The letter and the stake from Dimitri--no. Not Dimitri. The Strigoi with Dimitri's face, Dimitri's body...It was just the beginning. I began receiving correspondences from my dear beau pretty soon after I began my classes again. There was never a return address, but the post marks where erratic, from all over.
On top of that, I had an impressive five-page outline handwritten from Adrian telling me why he would be a good suitor. It was not all that good in the organization department. He kept forgetting things and then would go back and make tiny notes in the margin. It was illegible at best, but there were many admiring points. Even if I hadn't been pretty convinced before, I certainly am now: Adrian is serious about wanting me. I think...Well, it may be a stretch, but I think he might be in love with me.
That may have been just the thing to help me move on after staking Dimitri, but he's not dead. My aching heart reminds me of that every time I receive a new letter from him. If ever there was a time that I could distinguish between Dimitri and the soulless being who looked like him, it was now. His letters are bordering on psychotic.
I told Lissa about them. She reads every one, and she shows the appropriate reactions to them. Her and Christian are on their way to repairing their relationship or whatever so she can't really be depressed with me. Christian certainly can. We sit in broody silences a lot. Then I make fun of him, he makes fun of me, and we lapse back into our silences.
"Hey, little dhampir." Adrian fell in beside me. There was a cigarette rolling between his thumb and index finger but he refrained from lighting it. "You're aura is a little darker than usual," he said thoughtfully.
"What?" I asked after it was apparent he wasn't going to say anything else. "No offer to brighten it up?"
His small frown brightened into a smile. "What could I possibly give you that you don't already have?"
"Happiness?" I muttered darkly.
"Little dhampir," Adrian said almost mournfully, pulling my hand into his. He was getting serious. He only really did that with me, and it was disconcerting. He brightened. "Hard liquor sometimes helps acheive temporary bliss."
The laugh that bubbled up from my stomach startled me. "Adrian, you know I don't drink."
"You can guard me tonight, little dhampir. I know you won't let anything happen to me, even with a little alcohol in your system," he practically purred.
I extracted my hand from his. "I don't drink." I spotted a building attendant headed my way with a familiar white envelope. Hell.
I ripped into it as soon as he walked away, and my face immediately heated up.
You looked so beautiful with my bites blooming on your neck. My own personal blood whore.
-D
I didn't realize Adrian was able to read it from his position in front of me until he inhaled sharply. "Rose," he said, his eyes going from my face to my neck.
At that moment, I hated Dimitri. I hated what I became when he bit me. I hated the fact that he lived. God, I hated the way Adrian was looking at me. He saw me when he was in my dream.
"Rose," Adrian said again.
I ripped the paper up. I kept them all, but I was so ashamed of myself. I realized that it wasn't something I could help, but I hated myself. "Stop," I said when he moved toward me. I was shaking.

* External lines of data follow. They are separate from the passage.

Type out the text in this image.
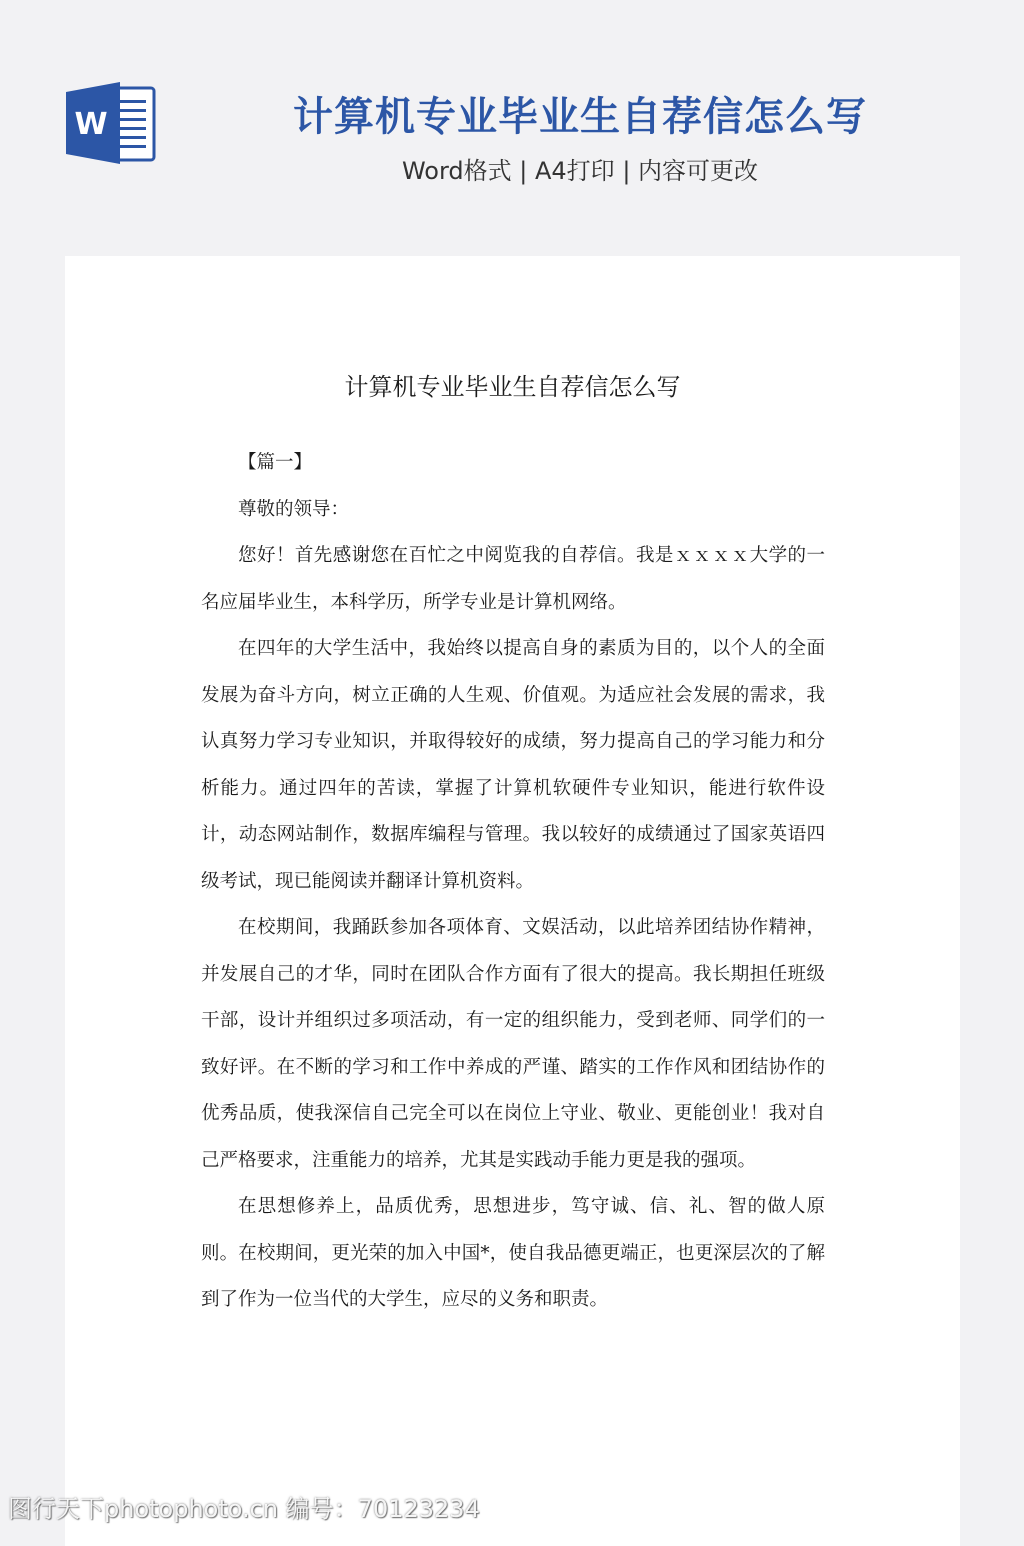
W	计算机专业毕业生自荐信怎么写
Word格式 | A4打印 | 内容可更改
计算机专业毕业生自荐信怎么写

【篇一】

尊敬的领导：

您好！首先感谢您在百忙之中阅览我的自荐信。我是ｘｘｘｘ大学的一名应届毕业生，本科学历，所学专业是计算机网络。

在四年的大学生活中，我始终以提高自身的素质为目的，以个人的全面发展为奋斗方向，树立正确的人生观、价值观。为适应社会发展的需求，我认真努力学习专业知识，并取得较好的成绩，努力提高自己的学习能力和分析能力。通过四年的苦读，掌握了计算机软硬件专业知识，能进行软件设计，动态网站制作，数据库编程与管理。我以较好的成绩通过了国家英语四级考试，现已能阅读并翻译计算机资料。

在校期间，我踊跃参加各项体育、文娱活动，以此培养团结协作精神，并发展自己的才华，同时在团队合作方面有了很大的提高。我长期担任班级干部，设计并组织过多项活动，有一定的组织能力，受到老师、同学们的一致好评。在不断的学习和工作中养成的严谨、踏实的工作作风和团结协作的优秀品质，使我深信自己完全可以在岗位上守业、敬业、更能创业！我对自己严格要求，注重能力的培养，尤其是实践动手能力更是我的强项。

在思想修养上，品质优秀，思想进步，笃守诚、信、礼、智的做人原则。在校期间，更光荣的加入中国*，使自我品德更端正，也更深层次的了解到了作为一位当代的大学生，应尽的义务和职责。

图行天下photophoto.cn 编号：70123234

"He played on your love for him, Rose," Adrian said quiely. He didn't know what happened. It was only a guess, and I knew that, but he was right on the mark. I couldn't help but take comfort in that.
"I have to get back before curfew." I turned to walk away but stopped. "I don't think I can ever love again, Adrian. I feel like my heart is iced over, and if there's a chance I can save him...I'm going to take it." It's best for him to really know what he is getting into.
"I'll take my chances, little dhampir." The amusement was back, but there was still that underlying seriousness that I couldn't help but be charmed by.
I walked away. There was still a hope that I could change him, but if it was Dimitri's unlife or my life, I knew I would be able to stake him. I did it once, I had had to believe I could do it again.